Pakar UMY Nilai Sertifikat Tanah Elektronik Aman, Ini Alasannya

- Sertifikat elektronik lebih praktis dan aman
- Dilengkapi versi fisik dan keamanan berlapis
- Perlu waktu adaptasi dan evaluasi biaya
Yogyakarta, IDN Times - Penerapan sertifikat tanah elektronik yang dicanangkan pemerintah memicu respons beragam dari masyarakat. Kekhawatiran soal keamanan data, kesiapan sistem, hingga kemungkinan penyalahgunaan menjadi sorotan utama.
Meski begitu, pakar hukum pertanahan dari Universitas Muhammadiyah Yogyakarta (UMY), Indah Yuliana, menilai kebijakan ini sebagai inovasi positif yang membawa berbagai manfaat nyata.
1. Sertifikat elektronik dinilai lebih praktis dan aman

Indah menyatakan bahwa sertifikat elektronik memberikan kemudahan bagi proses administrasi pertanahan. Sistem ini memungkinkan data kepemilikan tanah diakses secara digital melalui aplikasi resmi “Sentuh Tanahku” milik Kementerian ATR/BPN.
“Saya sebagai praktisi yang setiap hari berhadapan dengan proses peralihan hak, pengecekan, dan pembebanan tanah, justru merasa sangat dimudahkan dengan sistem sertifikat elektronik,” ujarnya, Senin (4/8/2025) dilansir laman resmi UMY.
Ia menjelaskan, pemilik tanah dapat melihat lokasi, luas, dan status tanah hanya lewat ponsel.
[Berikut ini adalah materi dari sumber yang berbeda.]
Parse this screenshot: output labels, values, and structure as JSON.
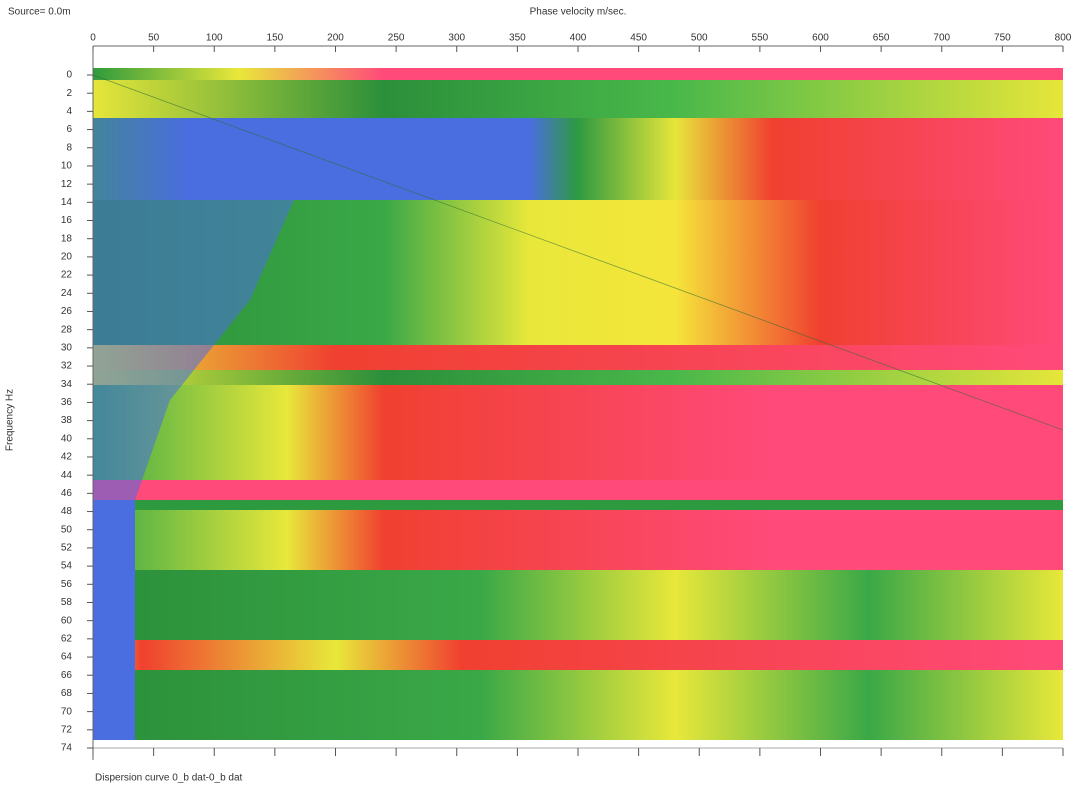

Sertifikat yang hilang pun tidak menjadi masalah besar karena seluruh data dapat ditelusuri kembali secara digital.
“Dulu, jika sertifikat hilang, itu bisa menjadi masalah besar. Sekarang, tinggal buka aplikasi, semua bidang tanah yang kita miliki langsung muncul di situ. Bahkan titik koordinatnya pun sudah tersedia,” jelasnya.
2. Dilengkapi versi fisik dan keamanan berlapis

Meski berbasis digital, sertifikat elektronik tetap memiliki versi cetak berupa secure paper dari BPN yang dilengkapi QR code. “QR code itu bisa langsung kita scan, dan saat itu juga kita tahu apakah sertifikat tersebut adalah edisi terakhir atau bukan,” ujar Indah.
Terkait keamanan, ia menyebut sistem telah dilengkapi pengamanan berlapis untuk menghindari risiko peretasan. Menurutnya, penggunaan sistem digital bahkan mampu menekan kesalahan manual dan potensi sertifikat ganda.
“BPN sudah mengantisipasi risiko digital, termasuk dari sisi keamanan data. Jadi masyarakat tidak perlu khawatir berlebihan. Justru sistem ini lebih meminimalkan human error dan potensi sertifikat ganda,” ungkapnya.
3. Perlu waktu adaptasi dan evaluasi biaya

Indah juga menyoroti proses transisi yang memerlukan waktu, terutama dalam validasi ulang dokumen tanah. Namun, ia mengakui kini sistem sudah jauh lebih cepat, salah satunya untuk penerbitan hak tanggungan yang bisa selesai dalam tiga hingga lima hari.
“Awalnya memang butuh waktu. Tapi sekarang setelah dua tahun berjalan, sistemnya sudah jauh lebih cepat dan efisien. Hak tanggungan misalnya, bisa terbit dalam waktu tiga sampai lima hari saja,” katanya.
Meski demikian, biaya konversi sebesar Rp150.000 dinilai masih membebani. “Kalau bisa diturunkan jadi Rp50.000, masyarakat pasti akan lebih antusias mengubah sertifikatnya menjadi elektronik. Apalagi ini adalah program nasional,” ucapnya.
Selain evaluasi biaya, Indah juga menegaskan pentingnya edukasi publik agar transformasi digital ini dapat diakses semua lapisan masyarakat. Menurutnya, literasi digital menjadi kunci agar program ini tidak hanya dimanfaatkan kelompok tertentu.
Ia berharap pemerintah turut memastikan pemerataan akses internet dan infrastruktur digital. “Edukasi kepada masyarakat sangat penting. Jangan sampai transformasi ini hanya dimengerti oleh kalangan tertentu saja. Pemerintah juga harus memastikan bahwa seluruh wilayah memiliki akses digital yang memadai,” tutupnya.